The Global Representative System of Marine Protected Areas is an initiative of the World Conservation Union (IUCN). The IUCN is an NGO based in Switzerland. Their stated mission is to: “influence, encourage and assist societies throughout the world to conserve the integrity and diversity of nature and to ensure that any use of natural resources is equitable and ecologically sustainable”. One of their objectives is the establishment of a global representative system of MPAs. An objective by an NGO creates no obligation under international law or treaty. It should also be noted that even the IUCN has explicitly recognised that trivial increases in environmental protection should not be pursued using highly restrictive and economically expensive measures.

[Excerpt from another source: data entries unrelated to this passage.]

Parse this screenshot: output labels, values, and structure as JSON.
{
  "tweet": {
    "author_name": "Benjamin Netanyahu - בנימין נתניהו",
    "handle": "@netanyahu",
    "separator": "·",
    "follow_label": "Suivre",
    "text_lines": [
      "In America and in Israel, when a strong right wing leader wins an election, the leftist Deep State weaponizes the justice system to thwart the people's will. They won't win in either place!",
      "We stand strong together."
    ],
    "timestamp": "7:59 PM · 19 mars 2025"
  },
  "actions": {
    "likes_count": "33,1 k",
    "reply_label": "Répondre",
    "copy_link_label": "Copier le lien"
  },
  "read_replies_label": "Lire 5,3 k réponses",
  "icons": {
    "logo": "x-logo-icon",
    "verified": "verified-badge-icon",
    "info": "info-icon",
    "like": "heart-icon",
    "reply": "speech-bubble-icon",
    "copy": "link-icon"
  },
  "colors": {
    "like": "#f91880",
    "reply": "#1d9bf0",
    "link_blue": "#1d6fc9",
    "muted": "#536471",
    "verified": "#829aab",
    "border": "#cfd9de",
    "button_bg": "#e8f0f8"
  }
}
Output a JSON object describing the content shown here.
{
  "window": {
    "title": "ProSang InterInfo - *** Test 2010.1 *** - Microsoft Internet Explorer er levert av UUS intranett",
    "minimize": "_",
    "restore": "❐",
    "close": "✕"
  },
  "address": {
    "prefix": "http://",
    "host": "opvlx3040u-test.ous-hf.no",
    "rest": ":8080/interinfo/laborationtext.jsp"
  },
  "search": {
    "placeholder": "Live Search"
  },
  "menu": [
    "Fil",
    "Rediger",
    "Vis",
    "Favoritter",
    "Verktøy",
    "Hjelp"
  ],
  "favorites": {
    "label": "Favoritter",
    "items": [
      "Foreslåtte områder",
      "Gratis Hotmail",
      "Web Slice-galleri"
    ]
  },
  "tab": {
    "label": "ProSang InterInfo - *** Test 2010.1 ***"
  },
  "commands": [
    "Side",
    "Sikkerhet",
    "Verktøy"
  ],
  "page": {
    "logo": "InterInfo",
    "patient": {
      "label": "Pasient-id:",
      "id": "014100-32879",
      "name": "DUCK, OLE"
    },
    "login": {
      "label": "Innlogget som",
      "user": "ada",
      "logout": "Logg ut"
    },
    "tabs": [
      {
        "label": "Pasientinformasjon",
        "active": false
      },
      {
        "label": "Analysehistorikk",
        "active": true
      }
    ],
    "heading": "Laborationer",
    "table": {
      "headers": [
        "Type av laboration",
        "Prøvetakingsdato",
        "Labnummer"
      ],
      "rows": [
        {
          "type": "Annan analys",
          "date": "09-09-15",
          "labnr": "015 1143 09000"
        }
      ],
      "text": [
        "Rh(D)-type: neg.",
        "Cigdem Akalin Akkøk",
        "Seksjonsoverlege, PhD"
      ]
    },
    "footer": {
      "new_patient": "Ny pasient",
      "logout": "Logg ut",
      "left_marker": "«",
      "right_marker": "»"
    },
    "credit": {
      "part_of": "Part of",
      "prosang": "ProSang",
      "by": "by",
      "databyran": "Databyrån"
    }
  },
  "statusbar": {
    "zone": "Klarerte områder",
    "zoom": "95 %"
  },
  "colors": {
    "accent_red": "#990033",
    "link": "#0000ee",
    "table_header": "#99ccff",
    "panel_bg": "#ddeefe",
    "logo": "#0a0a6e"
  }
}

The Law of the Sea Treaty, under which we claim exclusive economic zone (EEZ) rights to the areas outside 12 nautical miles from land, provides that exclusive rights to resources depends on utilisation. Provision is made that other nations may petition for access to unutilised resources. Huge MPA areas combined with a fisheries harvest rate at 1/30 of the global average and excessive demand for seafood imports set the stage for a successful future petition by Asian nations for access to our vast unutilised EEZ areas.
Australia already has about 25 percent of total global MPA area. The Coral Sea and other planned expansions will then comprise about 50 percent of the global total. Biodiversity protection obligations are already over-fulfilled.
MPAs in Australia are not really about preserving marine biodiversity at all. There is no known instance of any marine species in Australia that has been lost through human impacts and none that are now threatened by fishing.